Pulp score first UK number one album in 27 years with More
Pulp score first UK number one album in 27 years with More

The Independent

time13-06-2025

  • Entertainment
  • The Independent

Pulp score first UK number one album in 27 years with More

Indie rockers Pulp have achieved their first UK number one album in 27 years with More, the Official Charts Company said. The last time the Sheffield-based group topped the UK album charts was in 1998 with This Is Hardcore which followed on from their best-known studio album, Different Class, released three years prior and their only other chart-topping LP. More, which was released last Friday, is the band's first studio album since 2001's We Love Life.
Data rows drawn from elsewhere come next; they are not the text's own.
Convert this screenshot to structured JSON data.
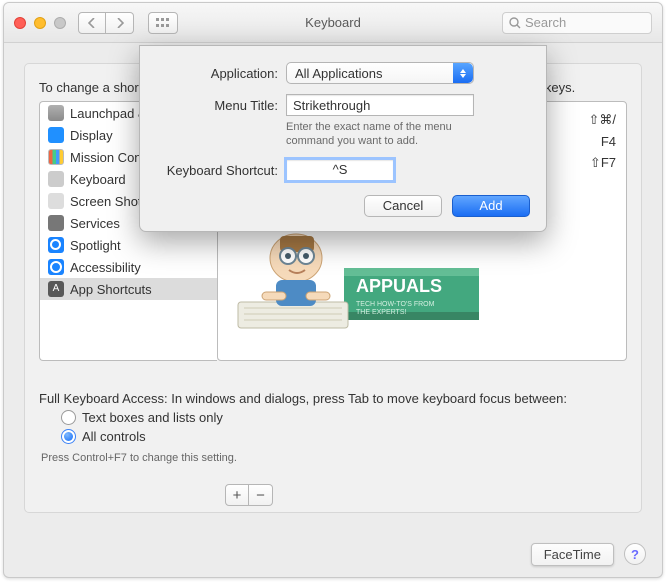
{
  "window": {
    "title": "Keyboard",
    "search_placeholder": "Search"
  },
  "page": {
    "intro": "To change a shortcut, select it, double-click the key combination, and then type the new keys."
  },
  "sidebar": {
    "items": [
      {
        "label": "Launchpad & Dock"
      },
      {
        "label": "Display"
      },
      {
        "label": "Mission Control"
      },
      {
        "label": "Keyboard"
      },
      {
        "label": "Screen Shots"
      },
      {
        "label": "Services"
      },
      {
        "label": "Spotlight"
      },
      {
        "label": "Accessibility"
      },
      {
        "label": "App Shortcuts"
      }
    ],
    "selected_index": 8
  },
  "shortcuts": {
    "visible": [
      "⇧⌘/",
      "F4",
      "⇧F7"
    ]
  },
  "buttons": {
    "plus": "+",
    "minus": "−"
  },
  "access": {
    "heading": "Full Keyboard Access: In windows and dialogs, press Tab to move keyboard focus between:",
    "option_text": "Text boxes and lists only",
    "option_all": "All controls",
    "selected": "all",
    "hint": "Press Control+F7 to change this setting."
  },
  "sheet": {
    "labels": {
      "application": "Application:",
      "menu_title": "Menu Title:",
      "shortcut": "Keyboard Shortcut:"
    },
    "application_value": "All Applications",
    "menu_title_value": "Strikethrough",
    "menu_title_hint": "Enter the exact name of the menu command you want to add.",
    "shortcut_value": "^S",
    "cancel": "Cancel",
    "add": "Add"
  },
  "bottom": {
    "facetime_chip": "FaceTime",
    "help": "?"
  },
  "watermark": {
    "brand": "APPUALS",
    "tagline1": "TECH HOW-TO'S FROM",
    "tagline2": "THE EXPERTS!"
  },
  "colors": {
    "accent": "#1a6df3",
    "selection": "#dcdcdc"
  }
}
The album is also named the biggest record of the week on wax, topping the Official Vinyl Albums Chart. The band are playing a number of gigs throughout the summer, including sets at Montreux Jazz Festival in July and Incheon Pentaport Rock Festival in August. The veteran rockers have a gap in their schedule between June 21 and July 10, which has fuelled speculation that they could be among the secret acts currently listed as 'TBA' in the line-up for Glastonbury Festival, which is taking place later this month. Elsewhere in the albums chart the eponymous debut album of US pop star and TikTok sensation Addison Rae has landed at number two. The record contains the hit singles Diet Pepsi, Headphones On, and Fame Is A Gun, which have all made it into the top 40 of the singles chart. Another new entry is Lotus by British rapper Little Simz, which has landed at number three, a personal best for the London-born music star whose Mercury Prize-winning album Sometimes I Might Be Introvert peaked at number four back in 2021. Lotus also debuts at number one on the Official Record Store Chart, the most popular LP of the week in UK independent record shops. Rounding out the top five is Sabrina Carpenter's Short N' Sweet at number four and Ed Sheeran's Mathematics Tour Collection compilation album at five. Over in the singles chart, US popstar Carpenter has knocked Alex Warren from the top spot with her new single Manchild. The 26-year-old recently announced the release of a new studio album, Man's Best Friend, which will be released in August. The Official Charts Company said Carpenter has banked the most consecutive weeks in the albums chart top five out of any other female solo artist. The rest of the top five sees Warren at number two with Ordinary, Love Me Not by Ravyn Lenae at number three, Chappell Roan's Pink Pony Club at number four, and Sombr's Undressed at number five.